Although Adamfi is named in the McLaren Report, he was never accused of any direct involvement in malpractice.
He wrote to the IWF Executive Board in the first week of November to defend himself against "misrepresentations".
"Contrary to the suggestion of the report, I was never involved in corruption, never paid a bribe for any vote, or had evidence of such illegal act," Adamfi wrote.
"I call upon anybody stating the opposite to come forward with any solid evidence…the report does not present any evidence against me… but only tries to misrepresent me."
In his candidacy announcement, Adamfi said: "I offer my experience to ensure the sport not only cements its Olympic future but also transforms the IWF into a fit-for-purpose sustainable International Federation.
"During my service to the sport, I proudly coordinated the professional teams whose work was pivotal in the IOC’s decision in 2019 to confirm weightlifting’s place on the Olympic programme.
"Ensuring the sport's future with the help of the innovative Tokyo 2020 Qualification System, which was developed in strong partnership with the IOC and which won the IOC President’s praise, was my most significant achievement recently."
Adamfi, 47, said he would have an "athlete-centred, sport-focused approach" and would "continue and improve the ongoing reforms fostering cultural change on every level".
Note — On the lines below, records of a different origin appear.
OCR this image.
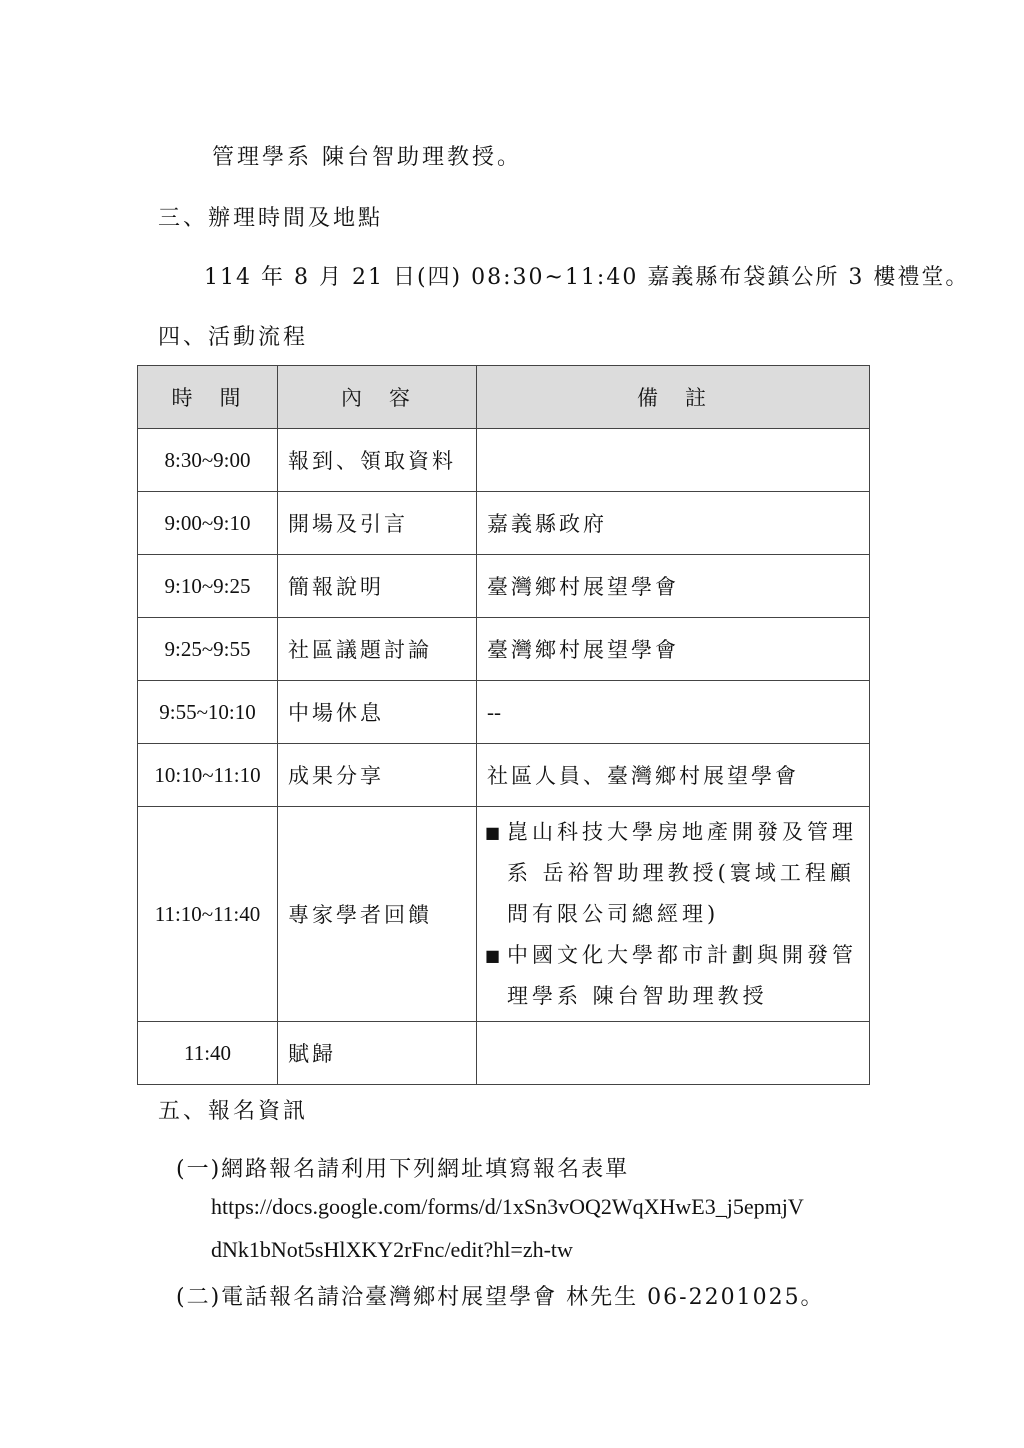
管理學系 陳台智助理教授。
三、辦理時間及地點
114 年 8 月 21 日(四) 08:30~11:40 嘉義縣布袋鎮公所 3 樓禮堂。
四、活動流程
時　間	內　容	備　註
8:30~9:00	報到、領取資料	
9:00~9:10	開場及引言	嘉義縣政府
9:10~9:25	簡報說明	臺灣鄉村展望學會
9:25~9:55	社區議題討論	臺灣鄉村展望學會
9:55~10:10	中場休息	--
10:10~11:10	成果分享	社區人員、臺灣鄉村展望學會
11:10~11:40	專家學者回饋	■ 崑山科技大學房地產開發及管理系 岳裕智助理教授(寰域工程顧問有限公司總經理)
■ 中國文化大學都市計劃與開發管理學系 陳台智助理教授

11:40	賦歸	
五、報名資訊
(一)網路報名請利用下列網址填寫報名表單
https://docs.google.com/forms/d/1xSn3vOQ2WqXHwE3_j5epmjV
dNk1bNot5sHlXKY2rFnc/edit?hl=zh-tw
(二)電話報名請洽臺灣鄉村展望學會 林先生 06-2201025。
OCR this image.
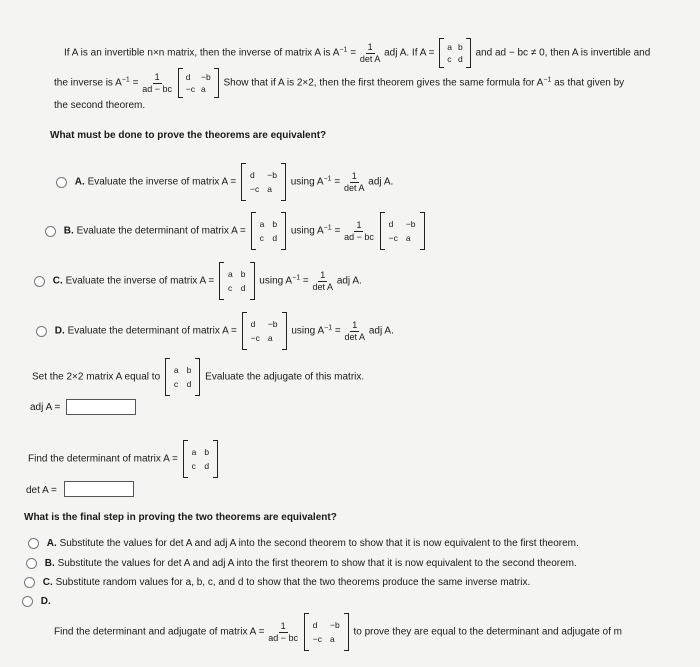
If A is an invertible n×n matrix, then the inverse of matrix A is $A^{-1} = \frac{1}{\text{det A}}$ adj A. If A =
a b
c d
and ad − bc ≠ 0, then A is invertible and
the inverse is $A^{-1} = \frac{1}{ad - bc}$
d	−b
−c a
Show that if A is 2×2, then the first theorem gives the same formula for $A^{-1}$ as that given by
the second theorem.
What must be done to prove the theorems are equivalent?
A. Evaluate the inverse of matrix A =
d	−b
−c a
using $A^{-1} = \frac{1}{\text{det A}}$ adj A.
B. Evaluate the determinant of matrix A =
a b
c d
using $A^{-1} = \frac{1}{ad - bc}$
d	−b
−c a
C. Evaluate the inverse of matrix A =
a b
c d
using $A^{-1} = \frac{1}{\text{det A}}$ adj A.
D. Evaluate the determinant of matrix A =
d	−b
−c a
using $A^{-1} = \frac{1}{\text{det A}}$ adj A.
Set the 2×2 matrix A equal to
a b
c d
Evaluate the adjugate of this matrix.
adj A =
Find the determinant of matrix A =
a b
c d
det A =
What is the final step in proving the two theorems are equivalent?
A. Substitute the values for det A and adj A into the second theorem to show that it is now equivalent to the first theorem.
B. Substitute the values for det A and adj A into the first theorem to show that it is now equivalent to the second theorem.
C. Substitute random values for a, b, c, and d to show that the two theorems produce the same inverse matrix.
D.
Find the determinant and adjugate of matrix $A = \frac{1}{ad - bc}$
d	−b
−c a
to prove they are equal to the determinant and adjugate of m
Looking further afield, he said: "I believe there is huge potential for the IWF to become the leader in the wider strength and conditioning world that should be utilised for the benefit of the sport and the organisation.
"This can only be achieved working closely together with the Member Federations, the key stakeholders of the sport.
"Just like in the past, I will always apply an inclusive and consensus-based approach, ensuring sound working partnerships with all stakeholders."
Adamfi is also vice-president of the Federation of International Bandy - an IOC-recognised winter sport - and chair of the Hungarian Olympic Committee’s International Relations and Sport Diplomacy Commission.